I have tried to summarise information that could be potentially helpful also for other bicycle travellers through Japan, such as list of bicycle roads, helpful web pages etc.

Tuesday 19 September 2023

SW2023 D4 Kinugawaonsen - Nikko

Route: Kinugawaonsen - Nikko
Bicycle: 33 km
Train: 160 km
Average speed: 11,5 km/h
Total ascent: 537 m
Riding time: 2:50 h
Weather: Sun, some clouds, still too hot and humid, 26C (per Wahoo)


For the last day of this rather short Silver Week (only the Monday was a public holiday... but I took the Tuesday as well), I had originally planned to cycle from Kinugawa onsen up to lake Chuzenji, the lake above Nikko and then down through the mountains to Kanuma and take a train from there back to Tokyo. However my stomach wasn't happy with me and it was still sooooo hot and humid... that I changed my plan and did sightseeing in Nikko instead. 

The main shrine, Toshogu was incredibly busy with school classes. I arrived there around 10:00 and there was one class after an other. Probably all from the same school. Maybe it was just bad timing. But I do remember a visit a few years ago to Nikko where this same shrine was also totally overwhelmed by Japanese tourist groups. I know this is an important Shrine for its history, but with so many groups it is hard to enjoy it. 

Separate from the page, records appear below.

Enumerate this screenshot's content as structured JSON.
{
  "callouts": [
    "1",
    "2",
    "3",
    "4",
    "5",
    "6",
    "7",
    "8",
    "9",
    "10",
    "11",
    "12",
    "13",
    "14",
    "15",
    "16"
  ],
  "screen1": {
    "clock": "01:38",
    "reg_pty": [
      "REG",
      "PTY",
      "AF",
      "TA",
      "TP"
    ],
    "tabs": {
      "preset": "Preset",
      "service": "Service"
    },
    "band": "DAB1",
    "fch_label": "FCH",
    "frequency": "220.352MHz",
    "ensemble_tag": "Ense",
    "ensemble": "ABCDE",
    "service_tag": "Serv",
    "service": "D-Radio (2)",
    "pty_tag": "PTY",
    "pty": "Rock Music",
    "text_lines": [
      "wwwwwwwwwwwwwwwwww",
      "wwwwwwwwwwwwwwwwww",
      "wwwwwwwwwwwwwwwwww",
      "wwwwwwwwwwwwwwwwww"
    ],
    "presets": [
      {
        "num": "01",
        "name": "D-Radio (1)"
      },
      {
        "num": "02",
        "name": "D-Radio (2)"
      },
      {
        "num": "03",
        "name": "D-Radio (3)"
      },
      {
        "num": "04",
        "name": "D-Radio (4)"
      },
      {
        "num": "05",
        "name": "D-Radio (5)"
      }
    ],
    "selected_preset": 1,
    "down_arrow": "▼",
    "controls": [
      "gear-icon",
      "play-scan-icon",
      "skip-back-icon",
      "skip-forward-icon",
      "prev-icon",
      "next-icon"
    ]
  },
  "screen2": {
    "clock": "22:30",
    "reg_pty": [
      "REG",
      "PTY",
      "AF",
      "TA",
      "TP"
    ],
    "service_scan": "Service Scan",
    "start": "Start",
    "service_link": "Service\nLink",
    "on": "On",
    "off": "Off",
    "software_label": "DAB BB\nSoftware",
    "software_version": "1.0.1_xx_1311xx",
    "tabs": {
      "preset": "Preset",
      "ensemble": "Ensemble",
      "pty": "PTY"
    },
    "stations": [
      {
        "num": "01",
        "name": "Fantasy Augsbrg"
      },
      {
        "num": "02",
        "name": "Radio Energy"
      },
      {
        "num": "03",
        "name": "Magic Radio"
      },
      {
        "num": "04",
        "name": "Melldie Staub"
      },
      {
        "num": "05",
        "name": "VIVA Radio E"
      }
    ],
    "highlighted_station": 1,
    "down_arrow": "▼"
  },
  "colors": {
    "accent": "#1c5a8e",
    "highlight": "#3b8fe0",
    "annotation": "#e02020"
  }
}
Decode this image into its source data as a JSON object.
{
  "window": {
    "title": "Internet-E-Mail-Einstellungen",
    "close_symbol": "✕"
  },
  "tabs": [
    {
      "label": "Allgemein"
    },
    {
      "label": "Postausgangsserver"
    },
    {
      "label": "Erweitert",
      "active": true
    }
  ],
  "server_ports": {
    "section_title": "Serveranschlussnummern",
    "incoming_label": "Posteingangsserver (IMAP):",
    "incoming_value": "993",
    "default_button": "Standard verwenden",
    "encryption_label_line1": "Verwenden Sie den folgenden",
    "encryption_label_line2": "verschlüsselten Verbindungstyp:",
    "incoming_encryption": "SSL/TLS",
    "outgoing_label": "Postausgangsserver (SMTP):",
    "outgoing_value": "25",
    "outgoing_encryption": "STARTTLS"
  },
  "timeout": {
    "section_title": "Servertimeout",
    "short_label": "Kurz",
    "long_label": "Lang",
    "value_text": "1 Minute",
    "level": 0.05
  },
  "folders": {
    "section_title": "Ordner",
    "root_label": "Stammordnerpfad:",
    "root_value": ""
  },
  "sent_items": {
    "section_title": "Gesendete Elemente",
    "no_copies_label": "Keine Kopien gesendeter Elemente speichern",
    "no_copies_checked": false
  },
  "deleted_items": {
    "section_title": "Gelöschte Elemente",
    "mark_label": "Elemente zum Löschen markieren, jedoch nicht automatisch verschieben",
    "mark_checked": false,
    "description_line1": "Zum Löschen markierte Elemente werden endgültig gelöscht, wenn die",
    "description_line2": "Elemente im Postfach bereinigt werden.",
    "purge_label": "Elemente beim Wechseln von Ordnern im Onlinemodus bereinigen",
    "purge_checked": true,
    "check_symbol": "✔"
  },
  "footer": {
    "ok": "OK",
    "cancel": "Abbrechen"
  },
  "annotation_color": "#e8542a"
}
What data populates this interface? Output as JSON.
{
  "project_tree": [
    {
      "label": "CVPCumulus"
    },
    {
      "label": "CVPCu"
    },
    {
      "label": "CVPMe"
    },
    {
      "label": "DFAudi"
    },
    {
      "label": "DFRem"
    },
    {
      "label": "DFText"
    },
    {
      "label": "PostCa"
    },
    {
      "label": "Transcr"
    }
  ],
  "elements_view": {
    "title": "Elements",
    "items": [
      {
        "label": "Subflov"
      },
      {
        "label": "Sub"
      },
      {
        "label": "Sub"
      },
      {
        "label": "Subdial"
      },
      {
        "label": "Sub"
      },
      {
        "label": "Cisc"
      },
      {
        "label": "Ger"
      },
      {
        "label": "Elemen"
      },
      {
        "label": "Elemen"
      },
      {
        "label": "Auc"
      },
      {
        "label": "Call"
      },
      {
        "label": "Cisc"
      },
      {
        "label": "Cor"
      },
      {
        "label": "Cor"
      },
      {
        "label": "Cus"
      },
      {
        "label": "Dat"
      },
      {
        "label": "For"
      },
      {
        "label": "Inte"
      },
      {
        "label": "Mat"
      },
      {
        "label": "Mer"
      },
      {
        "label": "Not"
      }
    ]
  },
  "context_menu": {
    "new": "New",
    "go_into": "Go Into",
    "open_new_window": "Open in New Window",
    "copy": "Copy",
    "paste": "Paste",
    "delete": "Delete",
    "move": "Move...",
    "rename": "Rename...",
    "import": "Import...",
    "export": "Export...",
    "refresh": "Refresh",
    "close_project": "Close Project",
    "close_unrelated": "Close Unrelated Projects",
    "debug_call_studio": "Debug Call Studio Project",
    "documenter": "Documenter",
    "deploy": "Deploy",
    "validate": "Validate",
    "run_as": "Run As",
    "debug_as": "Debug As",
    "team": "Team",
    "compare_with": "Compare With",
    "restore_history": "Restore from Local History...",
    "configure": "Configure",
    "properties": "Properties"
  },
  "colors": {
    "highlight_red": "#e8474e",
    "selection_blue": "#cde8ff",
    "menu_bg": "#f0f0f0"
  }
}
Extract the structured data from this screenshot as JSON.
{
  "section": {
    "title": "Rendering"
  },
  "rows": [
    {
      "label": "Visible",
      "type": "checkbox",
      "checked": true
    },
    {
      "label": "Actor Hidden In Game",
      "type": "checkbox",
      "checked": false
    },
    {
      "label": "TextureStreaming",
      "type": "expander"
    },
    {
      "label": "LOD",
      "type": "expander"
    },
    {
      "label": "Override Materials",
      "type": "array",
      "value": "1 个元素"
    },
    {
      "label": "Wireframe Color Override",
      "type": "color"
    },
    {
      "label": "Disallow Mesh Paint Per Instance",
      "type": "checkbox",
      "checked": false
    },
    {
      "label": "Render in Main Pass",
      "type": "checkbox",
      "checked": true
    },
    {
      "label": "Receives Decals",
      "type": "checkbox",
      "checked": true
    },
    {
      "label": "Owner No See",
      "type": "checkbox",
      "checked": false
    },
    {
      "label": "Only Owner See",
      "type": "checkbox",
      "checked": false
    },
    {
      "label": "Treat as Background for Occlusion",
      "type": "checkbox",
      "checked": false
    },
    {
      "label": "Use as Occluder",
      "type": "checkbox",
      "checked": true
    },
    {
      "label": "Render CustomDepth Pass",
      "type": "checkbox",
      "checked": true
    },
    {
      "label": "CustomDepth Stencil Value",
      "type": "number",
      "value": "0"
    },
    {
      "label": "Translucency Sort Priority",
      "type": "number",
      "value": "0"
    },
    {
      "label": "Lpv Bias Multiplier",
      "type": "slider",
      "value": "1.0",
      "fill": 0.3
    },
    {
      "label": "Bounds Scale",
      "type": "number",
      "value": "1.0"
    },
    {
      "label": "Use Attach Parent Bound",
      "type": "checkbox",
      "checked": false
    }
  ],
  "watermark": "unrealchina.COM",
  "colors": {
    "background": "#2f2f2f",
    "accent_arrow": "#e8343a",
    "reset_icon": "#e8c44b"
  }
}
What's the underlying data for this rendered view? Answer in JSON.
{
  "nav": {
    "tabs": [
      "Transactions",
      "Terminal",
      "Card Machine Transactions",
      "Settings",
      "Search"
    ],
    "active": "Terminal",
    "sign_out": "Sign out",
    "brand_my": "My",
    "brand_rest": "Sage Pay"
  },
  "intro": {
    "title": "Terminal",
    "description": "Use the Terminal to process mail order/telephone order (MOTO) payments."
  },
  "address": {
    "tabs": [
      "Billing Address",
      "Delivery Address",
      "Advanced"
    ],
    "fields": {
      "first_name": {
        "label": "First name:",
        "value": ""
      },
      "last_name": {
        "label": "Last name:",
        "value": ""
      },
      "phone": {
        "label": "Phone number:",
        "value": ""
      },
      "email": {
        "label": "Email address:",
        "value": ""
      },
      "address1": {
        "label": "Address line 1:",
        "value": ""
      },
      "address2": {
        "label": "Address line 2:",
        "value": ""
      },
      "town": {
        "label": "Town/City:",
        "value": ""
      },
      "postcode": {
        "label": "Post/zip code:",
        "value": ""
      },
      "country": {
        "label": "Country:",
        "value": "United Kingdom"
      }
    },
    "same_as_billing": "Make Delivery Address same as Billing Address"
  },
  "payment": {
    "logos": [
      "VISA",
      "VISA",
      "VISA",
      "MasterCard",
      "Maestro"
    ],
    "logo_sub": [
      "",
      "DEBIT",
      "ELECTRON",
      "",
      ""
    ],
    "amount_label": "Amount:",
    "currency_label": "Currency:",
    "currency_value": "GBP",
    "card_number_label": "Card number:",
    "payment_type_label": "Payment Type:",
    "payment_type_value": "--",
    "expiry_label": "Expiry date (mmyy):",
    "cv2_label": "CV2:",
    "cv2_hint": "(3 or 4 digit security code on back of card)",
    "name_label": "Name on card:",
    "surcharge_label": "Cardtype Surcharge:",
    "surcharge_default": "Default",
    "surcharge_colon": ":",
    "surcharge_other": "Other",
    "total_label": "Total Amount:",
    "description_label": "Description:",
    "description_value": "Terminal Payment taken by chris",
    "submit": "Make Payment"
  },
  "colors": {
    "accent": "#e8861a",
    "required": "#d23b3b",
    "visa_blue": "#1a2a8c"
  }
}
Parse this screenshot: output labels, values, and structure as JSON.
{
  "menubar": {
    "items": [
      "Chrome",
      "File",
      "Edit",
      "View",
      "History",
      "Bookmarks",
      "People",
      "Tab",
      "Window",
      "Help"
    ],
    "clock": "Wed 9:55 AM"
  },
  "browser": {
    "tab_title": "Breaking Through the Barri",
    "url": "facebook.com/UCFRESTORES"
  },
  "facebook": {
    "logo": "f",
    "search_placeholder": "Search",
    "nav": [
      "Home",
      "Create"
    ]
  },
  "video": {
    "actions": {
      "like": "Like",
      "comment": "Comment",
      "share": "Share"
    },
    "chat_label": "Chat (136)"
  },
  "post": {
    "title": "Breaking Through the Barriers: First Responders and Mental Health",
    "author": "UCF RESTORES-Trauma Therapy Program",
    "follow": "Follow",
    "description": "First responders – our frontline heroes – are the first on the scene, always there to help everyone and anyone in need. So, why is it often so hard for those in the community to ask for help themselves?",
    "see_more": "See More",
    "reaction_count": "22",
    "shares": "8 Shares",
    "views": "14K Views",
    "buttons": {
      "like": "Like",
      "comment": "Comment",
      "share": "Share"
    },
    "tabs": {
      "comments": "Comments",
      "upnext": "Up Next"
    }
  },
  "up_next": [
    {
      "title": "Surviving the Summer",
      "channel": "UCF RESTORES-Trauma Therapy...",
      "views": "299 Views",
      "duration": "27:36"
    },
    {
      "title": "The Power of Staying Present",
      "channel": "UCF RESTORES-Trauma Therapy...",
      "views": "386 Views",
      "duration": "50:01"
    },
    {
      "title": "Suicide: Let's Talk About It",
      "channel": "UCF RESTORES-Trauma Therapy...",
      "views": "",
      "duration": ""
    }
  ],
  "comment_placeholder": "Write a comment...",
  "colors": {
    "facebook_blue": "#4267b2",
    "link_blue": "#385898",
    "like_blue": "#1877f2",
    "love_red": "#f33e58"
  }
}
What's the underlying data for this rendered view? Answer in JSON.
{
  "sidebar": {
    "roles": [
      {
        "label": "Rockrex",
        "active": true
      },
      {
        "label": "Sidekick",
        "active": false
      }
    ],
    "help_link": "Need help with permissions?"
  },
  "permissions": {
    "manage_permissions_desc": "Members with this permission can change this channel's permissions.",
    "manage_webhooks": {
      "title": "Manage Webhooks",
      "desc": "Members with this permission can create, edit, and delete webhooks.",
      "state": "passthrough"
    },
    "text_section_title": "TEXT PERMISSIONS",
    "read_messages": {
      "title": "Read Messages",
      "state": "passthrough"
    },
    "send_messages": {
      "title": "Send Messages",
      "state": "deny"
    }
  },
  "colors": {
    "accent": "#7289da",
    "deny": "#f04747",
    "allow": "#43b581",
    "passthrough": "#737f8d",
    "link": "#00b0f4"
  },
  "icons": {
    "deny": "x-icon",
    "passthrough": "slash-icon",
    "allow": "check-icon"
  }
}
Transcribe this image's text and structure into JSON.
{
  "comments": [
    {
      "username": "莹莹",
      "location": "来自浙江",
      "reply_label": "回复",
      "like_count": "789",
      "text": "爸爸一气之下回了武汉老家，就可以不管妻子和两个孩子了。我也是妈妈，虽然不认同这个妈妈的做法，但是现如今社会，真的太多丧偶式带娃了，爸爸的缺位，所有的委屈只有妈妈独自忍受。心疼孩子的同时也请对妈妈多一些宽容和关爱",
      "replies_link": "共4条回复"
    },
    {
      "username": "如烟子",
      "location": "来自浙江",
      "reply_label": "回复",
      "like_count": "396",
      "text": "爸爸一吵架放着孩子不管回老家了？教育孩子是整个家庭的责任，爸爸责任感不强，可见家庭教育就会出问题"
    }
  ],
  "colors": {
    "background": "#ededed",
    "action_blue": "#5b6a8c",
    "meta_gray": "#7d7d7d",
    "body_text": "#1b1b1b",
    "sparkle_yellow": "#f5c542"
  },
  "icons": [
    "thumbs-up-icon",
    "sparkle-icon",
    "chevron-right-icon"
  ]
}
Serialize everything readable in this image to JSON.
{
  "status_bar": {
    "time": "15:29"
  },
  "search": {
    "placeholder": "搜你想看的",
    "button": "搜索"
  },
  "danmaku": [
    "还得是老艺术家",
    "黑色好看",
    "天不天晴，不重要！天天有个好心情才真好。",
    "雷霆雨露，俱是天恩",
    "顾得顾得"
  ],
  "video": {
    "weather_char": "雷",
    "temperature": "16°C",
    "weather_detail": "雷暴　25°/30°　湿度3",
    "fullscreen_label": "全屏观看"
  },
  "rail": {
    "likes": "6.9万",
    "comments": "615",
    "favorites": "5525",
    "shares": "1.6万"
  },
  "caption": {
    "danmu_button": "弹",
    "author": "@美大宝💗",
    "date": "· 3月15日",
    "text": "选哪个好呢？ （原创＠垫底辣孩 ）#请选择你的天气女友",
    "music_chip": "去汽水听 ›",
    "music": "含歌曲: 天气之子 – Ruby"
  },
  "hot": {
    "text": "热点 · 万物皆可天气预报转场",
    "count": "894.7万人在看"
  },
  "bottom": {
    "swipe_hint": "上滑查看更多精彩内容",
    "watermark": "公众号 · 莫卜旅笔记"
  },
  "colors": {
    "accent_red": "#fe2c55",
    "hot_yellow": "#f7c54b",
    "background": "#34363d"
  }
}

Strangely it got much quieter up to the burial of the Tokugawa shogun and on the way down I took this very quaint picture of the roofs of all the shrine buildings shining in their golden splendor through the forest. 


Nearly all tourists are gathered at this one spot and although the Nikko Futarasan jinja is only a few meters walking away, over there everything was very quiet. 

It even had a deity for patisserie chefs (the god is holding the branch of a specific citrus tree). 

I had lunch closeby in an other soba place (a lot of soba and udon these past few days) and then returned to my bicycle. 

It was still relatively early in the day, but I was clearly not in form to continue cycling so instead I had found an onsen on google maps. It was quite close (by bicycle) from the shrines, but in a very quiet area. So quiet, that the onsen doesn't have a reception desk. But rather a vending machine for the tickets and a small box in which to drop the ticket before entering the bath. It has a tub inside and a rotenburo with views of a garden. I had the entire onsen to myself for most of the time. Very relaxing indeed. 

The ride today was quite short, only about 28 km, but it seemed more exhausting that I would have expected for such a short ride, even with the heat... however looking at Strava shows over 500 m of elevation, which were accumulated in less than 20 km of cycling (the initial part was downhill). So that's pretty steep (for me at least), however it wasn't anywhere so steep that it actually felt steep or that I needed to push the bike.